I think there's a situation not covered by this prose which is in a bit
of a grey area as per the intentions behind it, (but I would argue is
otherwise fine).

Some systems ship multiple types of documentation, and some, simply
having the package installed means the documentation is available as
the documentation is part of the installed sources.

In the perl ecosystem, if one wants to read documentation for the
installed module "Foo", one only needs to do `perldoc Foo`.

The perl *installer* toolchain however *also* generates manpages with
the extension ".3pm", which we currently *universally* strip, because
they're surplus to requirements, and most users don't expect to use
`man` to read their perl module documentation.

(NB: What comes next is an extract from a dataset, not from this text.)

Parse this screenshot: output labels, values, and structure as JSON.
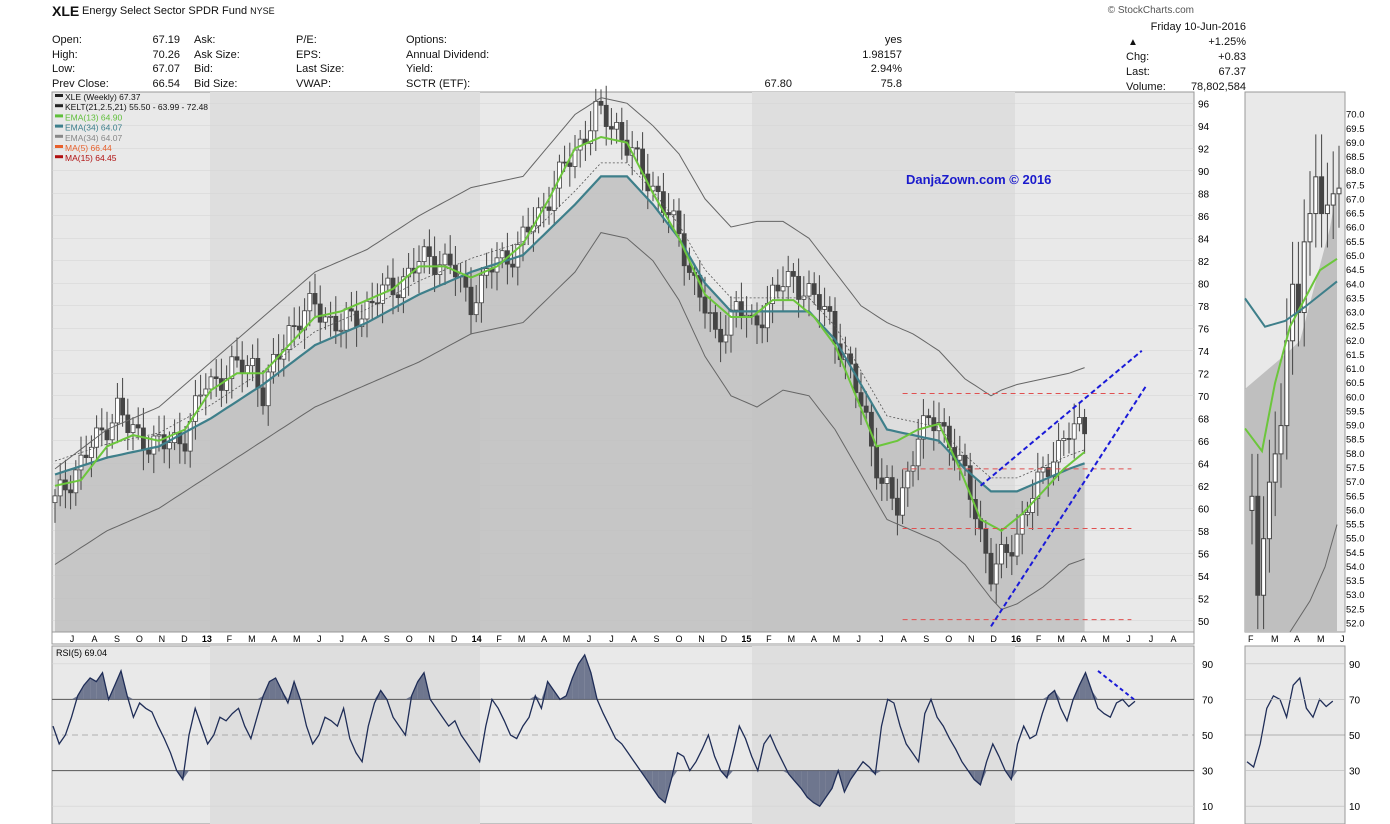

( Perldoc incidentally converts POD to groff on the fly and so its
pretty much identical )

We have exemptions for shipping man-pages for executables, as they
don't get the '.3pm' extension, and they make sense, because then, "I
have /usr/bin/foo, man foo will tell me about it" as an assumption
works fine.

I don't think any of this is "a problem" as such for us, just
suspecting there are other similar cases out there not covered by the
letter of the policy.

In short, the policy suggests that our blanket removal of man pages
is harmful, even though it really isn't the case. ( That is, man pages
for this system are not primary documentation, merely secondary )

That said, we never plan on gating this removal behind a USE flag, it
would create an *impossible* amount of work.